MADRID—Spanish Tourism Minister Reyes Maroto said on Monday she had received a knife covered in red stains in the mail, and police announced they had identified a suspect.

El Pais newspaper, La Sexta television, and other media reported that the main suspect was a man with mental health issues and that police were not linking the incident to a recent series of death threats to other public figures.

Reuters could not confirm those reports independently.

Politicians across the political spectrum initially raised the alarm when Maroto said she received the package. The knife had arrived on Friday with a return address on the package, she said.

The National Police said they had identified a person believed to have sent the knife and the investigation was ongoing.

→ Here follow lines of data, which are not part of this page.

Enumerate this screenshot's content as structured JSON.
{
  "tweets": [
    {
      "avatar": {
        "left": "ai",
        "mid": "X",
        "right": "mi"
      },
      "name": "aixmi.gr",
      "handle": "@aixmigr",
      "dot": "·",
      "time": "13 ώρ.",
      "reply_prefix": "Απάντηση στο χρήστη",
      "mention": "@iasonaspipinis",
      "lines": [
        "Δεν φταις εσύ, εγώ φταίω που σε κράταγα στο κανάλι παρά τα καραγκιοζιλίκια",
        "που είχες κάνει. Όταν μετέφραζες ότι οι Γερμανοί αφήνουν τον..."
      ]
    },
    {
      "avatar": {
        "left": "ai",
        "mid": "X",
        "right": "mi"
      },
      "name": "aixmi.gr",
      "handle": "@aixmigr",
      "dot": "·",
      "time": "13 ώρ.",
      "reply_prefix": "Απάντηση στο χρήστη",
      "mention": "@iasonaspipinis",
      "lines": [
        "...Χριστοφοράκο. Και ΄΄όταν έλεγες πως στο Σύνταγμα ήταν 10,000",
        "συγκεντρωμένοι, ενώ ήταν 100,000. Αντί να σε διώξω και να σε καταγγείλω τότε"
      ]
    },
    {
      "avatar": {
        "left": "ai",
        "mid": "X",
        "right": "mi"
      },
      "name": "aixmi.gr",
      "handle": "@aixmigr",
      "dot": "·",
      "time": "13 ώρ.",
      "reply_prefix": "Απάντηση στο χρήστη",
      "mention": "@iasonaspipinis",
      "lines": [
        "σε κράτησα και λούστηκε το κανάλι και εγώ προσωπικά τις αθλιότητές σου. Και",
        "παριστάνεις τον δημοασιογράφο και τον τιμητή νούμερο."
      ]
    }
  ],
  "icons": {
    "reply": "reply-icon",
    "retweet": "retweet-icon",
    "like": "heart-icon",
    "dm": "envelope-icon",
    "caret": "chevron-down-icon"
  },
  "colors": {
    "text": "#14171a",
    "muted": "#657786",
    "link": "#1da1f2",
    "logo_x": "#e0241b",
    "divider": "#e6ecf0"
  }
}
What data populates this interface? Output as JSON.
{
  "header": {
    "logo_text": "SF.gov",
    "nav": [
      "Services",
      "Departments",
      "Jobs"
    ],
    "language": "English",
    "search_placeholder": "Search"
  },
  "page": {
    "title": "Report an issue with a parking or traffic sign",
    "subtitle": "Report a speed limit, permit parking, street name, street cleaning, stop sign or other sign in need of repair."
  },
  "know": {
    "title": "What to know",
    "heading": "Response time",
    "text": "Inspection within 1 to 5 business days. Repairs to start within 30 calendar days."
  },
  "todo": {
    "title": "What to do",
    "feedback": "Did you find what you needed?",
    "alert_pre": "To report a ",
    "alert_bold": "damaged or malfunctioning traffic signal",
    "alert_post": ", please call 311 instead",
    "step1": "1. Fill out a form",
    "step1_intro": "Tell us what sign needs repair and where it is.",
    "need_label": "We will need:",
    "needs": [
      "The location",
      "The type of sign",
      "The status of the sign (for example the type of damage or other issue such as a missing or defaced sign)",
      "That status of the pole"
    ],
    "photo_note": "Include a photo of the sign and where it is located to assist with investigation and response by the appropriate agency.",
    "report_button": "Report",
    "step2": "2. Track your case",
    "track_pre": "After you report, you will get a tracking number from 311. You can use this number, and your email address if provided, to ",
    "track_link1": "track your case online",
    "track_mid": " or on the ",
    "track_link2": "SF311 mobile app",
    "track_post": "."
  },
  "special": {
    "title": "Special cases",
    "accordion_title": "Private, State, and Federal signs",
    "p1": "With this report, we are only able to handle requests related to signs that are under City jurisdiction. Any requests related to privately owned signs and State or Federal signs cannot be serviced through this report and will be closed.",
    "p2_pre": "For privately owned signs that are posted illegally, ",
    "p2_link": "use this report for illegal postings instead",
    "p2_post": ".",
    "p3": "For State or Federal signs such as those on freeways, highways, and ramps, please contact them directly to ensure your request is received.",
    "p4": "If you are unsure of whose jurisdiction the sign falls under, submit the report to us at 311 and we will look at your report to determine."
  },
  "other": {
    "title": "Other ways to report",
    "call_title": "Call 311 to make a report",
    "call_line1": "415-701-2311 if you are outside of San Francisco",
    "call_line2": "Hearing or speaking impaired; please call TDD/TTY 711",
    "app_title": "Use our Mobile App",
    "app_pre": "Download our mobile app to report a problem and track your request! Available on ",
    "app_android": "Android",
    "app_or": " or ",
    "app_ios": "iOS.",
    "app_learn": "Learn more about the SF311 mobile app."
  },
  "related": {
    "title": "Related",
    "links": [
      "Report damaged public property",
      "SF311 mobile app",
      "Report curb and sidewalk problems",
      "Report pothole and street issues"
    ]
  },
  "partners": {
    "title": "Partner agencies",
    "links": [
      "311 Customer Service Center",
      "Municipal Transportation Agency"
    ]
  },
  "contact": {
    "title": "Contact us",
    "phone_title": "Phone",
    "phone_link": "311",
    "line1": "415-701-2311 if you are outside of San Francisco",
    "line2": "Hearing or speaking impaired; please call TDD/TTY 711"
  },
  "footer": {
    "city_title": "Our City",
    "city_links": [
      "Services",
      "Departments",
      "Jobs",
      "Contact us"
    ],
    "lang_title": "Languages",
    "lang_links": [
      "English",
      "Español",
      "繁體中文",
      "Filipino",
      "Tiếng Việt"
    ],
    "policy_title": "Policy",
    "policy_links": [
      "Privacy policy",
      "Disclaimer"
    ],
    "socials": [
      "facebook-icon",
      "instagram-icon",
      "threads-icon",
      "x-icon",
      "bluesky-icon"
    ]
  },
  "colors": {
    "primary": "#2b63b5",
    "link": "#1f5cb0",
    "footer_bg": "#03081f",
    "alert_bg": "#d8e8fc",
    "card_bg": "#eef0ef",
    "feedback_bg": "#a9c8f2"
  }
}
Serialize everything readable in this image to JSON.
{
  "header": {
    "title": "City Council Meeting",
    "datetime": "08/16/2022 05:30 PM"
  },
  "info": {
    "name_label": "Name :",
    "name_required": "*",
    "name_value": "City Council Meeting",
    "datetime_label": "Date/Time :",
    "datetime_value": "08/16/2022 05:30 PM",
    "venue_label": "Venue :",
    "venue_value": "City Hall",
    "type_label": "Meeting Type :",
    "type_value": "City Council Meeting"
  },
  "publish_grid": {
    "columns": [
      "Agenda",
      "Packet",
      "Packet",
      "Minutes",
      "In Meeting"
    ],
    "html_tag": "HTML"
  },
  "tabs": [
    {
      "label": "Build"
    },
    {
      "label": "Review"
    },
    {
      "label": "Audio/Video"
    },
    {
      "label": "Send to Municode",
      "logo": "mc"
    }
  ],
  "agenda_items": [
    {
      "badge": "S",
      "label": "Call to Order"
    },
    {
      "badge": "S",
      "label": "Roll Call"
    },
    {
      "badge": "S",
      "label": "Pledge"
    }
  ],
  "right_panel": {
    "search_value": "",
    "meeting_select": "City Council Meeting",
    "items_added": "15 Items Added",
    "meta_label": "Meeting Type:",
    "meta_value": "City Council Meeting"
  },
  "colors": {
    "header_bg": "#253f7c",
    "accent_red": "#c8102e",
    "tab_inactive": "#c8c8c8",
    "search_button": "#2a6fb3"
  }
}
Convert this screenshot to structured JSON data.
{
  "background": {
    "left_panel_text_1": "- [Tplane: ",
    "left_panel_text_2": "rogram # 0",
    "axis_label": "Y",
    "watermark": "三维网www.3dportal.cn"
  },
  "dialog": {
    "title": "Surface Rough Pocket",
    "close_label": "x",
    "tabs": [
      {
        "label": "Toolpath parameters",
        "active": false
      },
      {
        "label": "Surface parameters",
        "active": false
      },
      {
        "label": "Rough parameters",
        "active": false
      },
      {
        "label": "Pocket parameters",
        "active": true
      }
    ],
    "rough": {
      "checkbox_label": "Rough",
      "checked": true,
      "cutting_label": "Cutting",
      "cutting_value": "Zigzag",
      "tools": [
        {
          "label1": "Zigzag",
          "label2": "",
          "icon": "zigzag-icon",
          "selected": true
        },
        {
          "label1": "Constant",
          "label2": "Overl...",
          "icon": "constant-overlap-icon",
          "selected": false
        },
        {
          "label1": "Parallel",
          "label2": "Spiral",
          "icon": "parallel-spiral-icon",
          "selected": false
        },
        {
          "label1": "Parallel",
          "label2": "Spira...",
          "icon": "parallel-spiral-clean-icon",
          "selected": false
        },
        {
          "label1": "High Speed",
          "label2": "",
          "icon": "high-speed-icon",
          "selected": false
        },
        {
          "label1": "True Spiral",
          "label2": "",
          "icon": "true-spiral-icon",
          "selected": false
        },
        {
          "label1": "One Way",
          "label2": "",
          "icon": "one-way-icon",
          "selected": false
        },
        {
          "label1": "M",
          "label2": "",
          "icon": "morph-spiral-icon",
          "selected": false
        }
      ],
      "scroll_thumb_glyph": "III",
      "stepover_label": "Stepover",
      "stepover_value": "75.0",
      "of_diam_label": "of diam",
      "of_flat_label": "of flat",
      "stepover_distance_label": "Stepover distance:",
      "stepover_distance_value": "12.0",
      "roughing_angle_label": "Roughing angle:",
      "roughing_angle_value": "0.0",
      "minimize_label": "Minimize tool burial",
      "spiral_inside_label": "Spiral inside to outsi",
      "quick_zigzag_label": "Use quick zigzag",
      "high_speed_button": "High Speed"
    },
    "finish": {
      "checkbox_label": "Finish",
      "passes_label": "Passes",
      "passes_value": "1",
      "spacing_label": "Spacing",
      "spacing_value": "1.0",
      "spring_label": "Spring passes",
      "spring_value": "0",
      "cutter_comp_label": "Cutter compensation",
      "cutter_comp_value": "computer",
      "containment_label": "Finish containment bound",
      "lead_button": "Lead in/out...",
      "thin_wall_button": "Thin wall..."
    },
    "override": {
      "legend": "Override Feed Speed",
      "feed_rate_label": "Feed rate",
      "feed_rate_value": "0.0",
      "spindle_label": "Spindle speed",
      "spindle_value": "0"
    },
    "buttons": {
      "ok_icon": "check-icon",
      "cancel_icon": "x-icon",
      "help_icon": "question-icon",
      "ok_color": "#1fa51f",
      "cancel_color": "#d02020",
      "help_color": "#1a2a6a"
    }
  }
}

Spain's Industry Minister Maria Reyes Maroto
Spain’s Industry Minister Maria Reyes Maroto arrives to attend the first cabinet meeting at the Moncloa Palace in Madrid, Spain, on Jan. 14, 2020. (Susana Vera/Reuters)

Investigators did not believe the suspect had any link to death threats mailed last week to Interior Minister Fernando Grande-Marlaska, Pablo Iglesias of Unidas Podemos, and Maria Gamez, who heads the Guardia Civil police force, La Sexta and the other media said.

Without suggesting who might be behind those earlier letters, Marlaska on Monday blamed a culture of political polarization for allowing hate speech to flourish.

He linked the threats to the recent vandalism of a feminist mural in Madrid and the defacement of a statue of former socialist Prime Minister Francisco Largo-Caballero.

“All this generates a belief that it is OK to discriminate—against certain groups,” he said on La Sexta television.

Tension between right and left has ratcheted up in recent weeks ahead of a regional election in Madrid, where conservative incumbent Isabel Diaz Ayuso is running with the slogan “Communism or Freedom.”

Iglesias, who is standing against her for the far-left Unidas Podemos, walked out of a debate on Friday after Rocio Monasterio, his opponent from the far-right Vox party, questioned whether the last week’s threats were real.

Nationally, the Spanish government is led by the Socialist Party (PSOE), with Unidas Podemos as its junior coalition partner.